1999 book in ethnomathematics

Geometry From Africa: Mathematical and Educational Explorations is a book in ethnomathematics by Paulus Gerdes. It analyzes the mathematics behind geometric designs and patterns from multiple African cultures, and suggests ways of connecting this analysis with the mathematics curriculum. It was published in 1999 by the Mathematical Association of America, in their Classroom Resource Materials book series.

==Background==
The book's author, Paulus Gerdes (1952–2014), was a mathematician from the Netherlands who became a professor of mathematics at the Eduardo Mondlane University in Mozambique, rector of Maputo University, and chair of the African Mathematical Union Commission on the History of Mathematics in Africa. He was a prolific author, especially of works on the ethnomathematics of Africa. However, as many of his publications were written in Portuguese, German, and French, or published only in Mozambique, this book makes his work in ethnomathematics more accessible to English-speaking mathematicians.

==Topics==
The book is heavily illustrated, and describes geometric patterns in the carvings, textiles, drawings and paintings of multiple African cultures. Although these are primarily decorative rather than mathematical, Gerdes adds his own mathematical analysis of the patterns, and suggests ways of incorporating this analysis into the mathematical curriculum.

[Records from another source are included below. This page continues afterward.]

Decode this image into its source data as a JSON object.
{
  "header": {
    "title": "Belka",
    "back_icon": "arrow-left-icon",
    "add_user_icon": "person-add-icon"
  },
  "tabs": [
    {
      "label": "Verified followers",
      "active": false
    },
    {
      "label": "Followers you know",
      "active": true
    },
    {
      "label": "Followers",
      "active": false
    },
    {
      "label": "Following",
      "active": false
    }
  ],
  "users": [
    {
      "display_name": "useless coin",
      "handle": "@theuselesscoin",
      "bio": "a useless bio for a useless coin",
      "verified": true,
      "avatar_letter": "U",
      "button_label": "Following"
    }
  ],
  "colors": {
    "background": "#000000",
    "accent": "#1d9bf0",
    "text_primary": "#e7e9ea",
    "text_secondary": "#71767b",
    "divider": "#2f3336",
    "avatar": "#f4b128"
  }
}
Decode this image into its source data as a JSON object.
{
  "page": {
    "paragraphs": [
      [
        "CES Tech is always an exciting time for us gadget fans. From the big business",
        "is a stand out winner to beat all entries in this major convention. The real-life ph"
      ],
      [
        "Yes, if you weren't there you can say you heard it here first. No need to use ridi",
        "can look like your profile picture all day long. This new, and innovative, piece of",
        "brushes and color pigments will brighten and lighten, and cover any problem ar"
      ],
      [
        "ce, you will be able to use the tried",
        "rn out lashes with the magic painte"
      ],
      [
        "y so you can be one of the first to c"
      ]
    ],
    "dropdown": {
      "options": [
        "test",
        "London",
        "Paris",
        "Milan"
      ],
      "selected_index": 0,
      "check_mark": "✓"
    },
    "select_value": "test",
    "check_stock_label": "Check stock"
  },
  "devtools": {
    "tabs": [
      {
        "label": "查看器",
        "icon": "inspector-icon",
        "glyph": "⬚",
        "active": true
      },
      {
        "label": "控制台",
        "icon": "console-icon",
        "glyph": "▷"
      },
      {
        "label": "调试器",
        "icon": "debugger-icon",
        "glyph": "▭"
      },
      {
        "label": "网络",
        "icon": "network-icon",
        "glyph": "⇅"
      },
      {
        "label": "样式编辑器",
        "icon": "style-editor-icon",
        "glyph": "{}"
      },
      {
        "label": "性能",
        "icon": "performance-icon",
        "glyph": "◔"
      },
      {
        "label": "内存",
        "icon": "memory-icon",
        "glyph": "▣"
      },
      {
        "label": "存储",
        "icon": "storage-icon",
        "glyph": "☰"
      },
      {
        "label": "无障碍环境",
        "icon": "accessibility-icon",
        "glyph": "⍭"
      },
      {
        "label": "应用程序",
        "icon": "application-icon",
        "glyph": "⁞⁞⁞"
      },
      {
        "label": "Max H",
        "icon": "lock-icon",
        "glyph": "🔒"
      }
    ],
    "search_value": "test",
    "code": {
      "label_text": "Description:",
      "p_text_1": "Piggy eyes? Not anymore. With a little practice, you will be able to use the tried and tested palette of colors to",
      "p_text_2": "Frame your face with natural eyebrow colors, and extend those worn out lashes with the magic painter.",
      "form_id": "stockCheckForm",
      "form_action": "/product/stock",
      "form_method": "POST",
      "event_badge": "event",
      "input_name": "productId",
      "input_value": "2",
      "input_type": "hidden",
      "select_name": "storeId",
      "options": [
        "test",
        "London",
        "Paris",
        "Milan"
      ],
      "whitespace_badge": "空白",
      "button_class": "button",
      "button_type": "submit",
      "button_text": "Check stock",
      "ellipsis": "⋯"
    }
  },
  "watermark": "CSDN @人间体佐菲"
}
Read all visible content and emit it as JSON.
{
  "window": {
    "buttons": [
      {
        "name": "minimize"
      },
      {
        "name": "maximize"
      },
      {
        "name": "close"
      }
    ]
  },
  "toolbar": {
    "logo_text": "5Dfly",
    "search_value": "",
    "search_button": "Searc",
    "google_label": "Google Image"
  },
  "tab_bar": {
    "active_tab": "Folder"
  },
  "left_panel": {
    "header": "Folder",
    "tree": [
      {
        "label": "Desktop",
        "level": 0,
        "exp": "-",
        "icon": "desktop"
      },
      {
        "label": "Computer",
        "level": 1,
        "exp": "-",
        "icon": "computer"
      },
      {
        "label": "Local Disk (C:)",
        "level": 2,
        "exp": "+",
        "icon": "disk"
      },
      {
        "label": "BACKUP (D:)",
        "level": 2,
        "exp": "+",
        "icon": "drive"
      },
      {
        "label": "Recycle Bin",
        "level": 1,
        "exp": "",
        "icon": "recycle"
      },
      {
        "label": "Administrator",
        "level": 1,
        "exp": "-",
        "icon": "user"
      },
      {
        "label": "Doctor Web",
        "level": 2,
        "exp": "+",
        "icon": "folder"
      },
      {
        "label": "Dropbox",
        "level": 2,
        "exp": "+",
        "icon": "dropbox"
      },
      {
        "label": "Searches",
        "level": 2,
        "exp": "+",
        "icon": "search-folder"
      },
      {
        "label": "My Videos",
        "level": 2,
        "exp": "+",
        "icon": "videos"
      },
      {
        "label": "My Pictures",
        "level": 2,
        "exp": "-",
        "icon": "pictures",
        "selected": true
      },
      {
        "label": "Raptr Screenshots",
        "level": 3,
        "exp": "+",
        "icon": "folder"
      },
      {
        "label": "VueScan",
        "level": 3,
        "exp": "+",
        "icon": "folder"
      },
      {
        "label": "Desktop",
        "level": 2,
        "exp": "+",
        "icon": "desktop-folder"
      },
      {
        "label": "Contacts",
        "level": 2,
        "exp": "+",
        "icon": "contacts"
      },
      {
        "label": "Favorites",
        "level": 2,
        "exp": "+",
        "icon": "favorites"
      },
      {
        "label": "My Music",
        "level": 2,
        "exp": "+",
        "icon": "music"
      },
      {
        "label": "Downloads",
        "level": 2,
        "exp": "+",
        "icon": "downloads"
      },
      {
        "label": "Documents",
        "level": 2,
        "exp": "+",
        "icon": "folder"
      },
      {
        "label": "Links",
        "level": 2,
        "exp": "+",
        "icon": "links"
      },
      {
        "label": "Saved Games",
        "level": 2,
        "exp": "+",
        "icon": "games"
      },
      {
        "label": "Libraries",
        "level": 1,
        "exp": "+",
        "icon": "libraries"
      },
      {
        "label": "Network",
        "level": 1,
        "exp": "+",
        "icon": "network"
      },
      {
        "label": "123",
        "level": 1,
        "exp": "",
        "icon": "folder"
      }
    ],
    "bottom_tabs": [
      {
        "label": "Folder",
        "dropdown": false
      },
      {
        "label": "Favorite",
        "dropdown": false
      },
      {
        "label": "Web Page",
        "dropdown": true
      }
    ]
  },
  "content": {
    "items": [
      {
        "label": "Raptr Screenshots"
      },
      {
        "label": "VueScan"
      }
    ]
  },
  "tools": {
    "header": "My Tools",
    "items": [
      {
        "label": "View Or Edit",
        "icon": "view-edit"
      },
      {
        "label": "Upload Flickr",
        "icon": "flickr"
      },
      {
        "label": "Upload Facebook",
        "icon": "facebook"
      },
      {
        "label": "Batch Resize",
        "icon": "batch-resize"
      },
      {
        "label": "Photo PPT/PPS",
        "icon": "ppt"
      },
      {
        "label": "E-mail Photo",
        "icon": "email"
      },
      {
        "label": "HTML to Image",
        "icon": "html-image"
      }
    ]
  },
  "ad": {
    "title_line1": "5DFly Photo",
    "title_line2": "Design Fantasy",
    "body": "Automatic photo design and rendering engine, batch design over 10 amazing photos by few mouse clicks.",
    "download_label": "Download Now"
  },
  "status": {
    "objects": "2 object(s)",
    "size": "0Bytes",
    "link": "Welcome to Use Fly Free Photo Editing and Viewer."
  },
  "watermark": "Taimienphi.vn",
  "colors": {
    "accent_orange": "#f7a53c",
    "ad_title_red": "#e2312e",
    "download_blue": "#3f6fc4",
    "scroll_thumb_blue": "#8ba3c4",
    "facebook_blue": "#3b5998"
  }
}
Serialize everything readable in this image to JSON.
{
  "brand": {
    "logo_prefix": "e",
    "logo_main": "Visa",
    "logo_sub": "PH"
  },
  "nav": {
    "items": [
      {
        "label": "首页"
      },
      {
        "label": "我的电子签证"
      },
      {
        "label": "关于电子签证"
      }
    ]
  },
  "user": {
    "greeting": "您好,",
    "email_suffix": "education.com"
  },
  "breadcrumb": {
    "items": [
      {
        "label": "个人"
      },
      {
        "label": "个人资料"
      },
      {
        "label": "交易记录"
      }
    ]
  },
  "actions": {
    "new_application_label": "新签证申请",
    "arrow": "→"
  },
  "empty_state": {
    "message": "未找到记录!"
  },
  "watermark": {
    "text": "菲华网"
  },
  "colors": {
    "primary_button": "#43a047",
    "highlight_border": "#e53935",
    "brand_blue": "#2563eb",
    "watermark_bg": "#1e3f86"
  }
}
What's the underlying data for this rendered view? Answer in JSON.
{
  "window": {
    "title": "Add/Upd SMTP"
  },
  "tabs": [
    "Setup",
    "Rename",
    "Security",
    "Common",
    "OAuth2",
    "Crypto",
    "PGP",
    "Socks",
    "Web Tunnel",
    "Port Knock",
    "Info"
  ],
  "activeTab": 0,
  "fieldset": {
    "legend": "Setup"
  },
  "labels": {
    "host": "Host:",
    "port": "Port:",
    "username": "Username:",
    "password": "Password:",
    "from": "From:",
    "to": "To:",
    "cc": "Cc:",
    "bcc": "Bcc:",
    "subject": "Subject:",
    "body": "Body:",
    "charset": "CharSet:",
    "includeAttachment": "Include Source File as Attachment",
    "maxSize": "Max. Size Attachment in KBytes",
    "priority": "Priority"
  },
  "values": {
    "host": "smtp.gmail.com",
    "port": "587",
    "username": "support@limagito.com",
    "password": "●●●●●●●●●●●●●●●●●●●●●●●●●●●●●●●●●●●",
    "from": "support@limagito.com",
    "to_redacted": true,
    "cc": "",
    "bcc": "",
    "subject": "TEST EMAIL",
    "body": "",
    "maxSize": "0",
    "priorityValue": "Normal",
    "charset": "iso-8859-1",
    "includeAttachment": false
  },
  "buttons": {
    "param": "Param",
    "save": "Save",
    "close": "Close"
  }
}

It is divided into four chapters. The first of these provides an overview of geometric patterns in many African cultures, including examples of textiles, knotwork, architecture, basketry, metalwork, ceramics, petroglyphs, facial tattoos, body painting, and hair styles. The second chapter presents examples of designs in which squares and right triangles can be formed from elements of the patterns, and suggests educational activities connecting these materials to the Pythagorean theorem and to the theory of Latin squares. For instance, basket-weavers in Mozambique form square knotted buttons out of folded ribbons, and the resulting pattern of oblique lines crossing the square suggests a standard dissection-based proof of the theorem. The third chapter uses African designs, particularly in basket-weaving, to illustrate themes of symmetry, polygons and polyhedra, area, volume, and the theory of fullerenes. In the final chapter, the only one to concentrate on a single African culture, the book discusses the sona sand-drawings of the Chokwe people, in which a single self-crossing curve surrounds and separates a grid of points. These drawings connect to the theory of Euler tours, fractals, arithmetic series, and polyominos.

==Audience and reception==
The book is aimed at primary and secondary school mathematics teachers. Reviewer Karen Dee Michalowicz, a school teacher, writes that although the connections between culture and mathematics are sometimes contrived, "every mathematics educator would benefit" from the book.

Ethnomathematician Marcia Ascher suggests that the book would have benefited from an index and a map of the cultures from which the material of the book was drawn. Nevertheless, reviewer Richard Kitchen evaluates this book as "the most complete volume available on the ethnomathematics of Africa". Reviewer Steve Abbott writes that the book "provides many opportunities for developing cross-curricular and multi-cultural approaches" to mathematics education, and that it is "an important book that deserves to be widely read".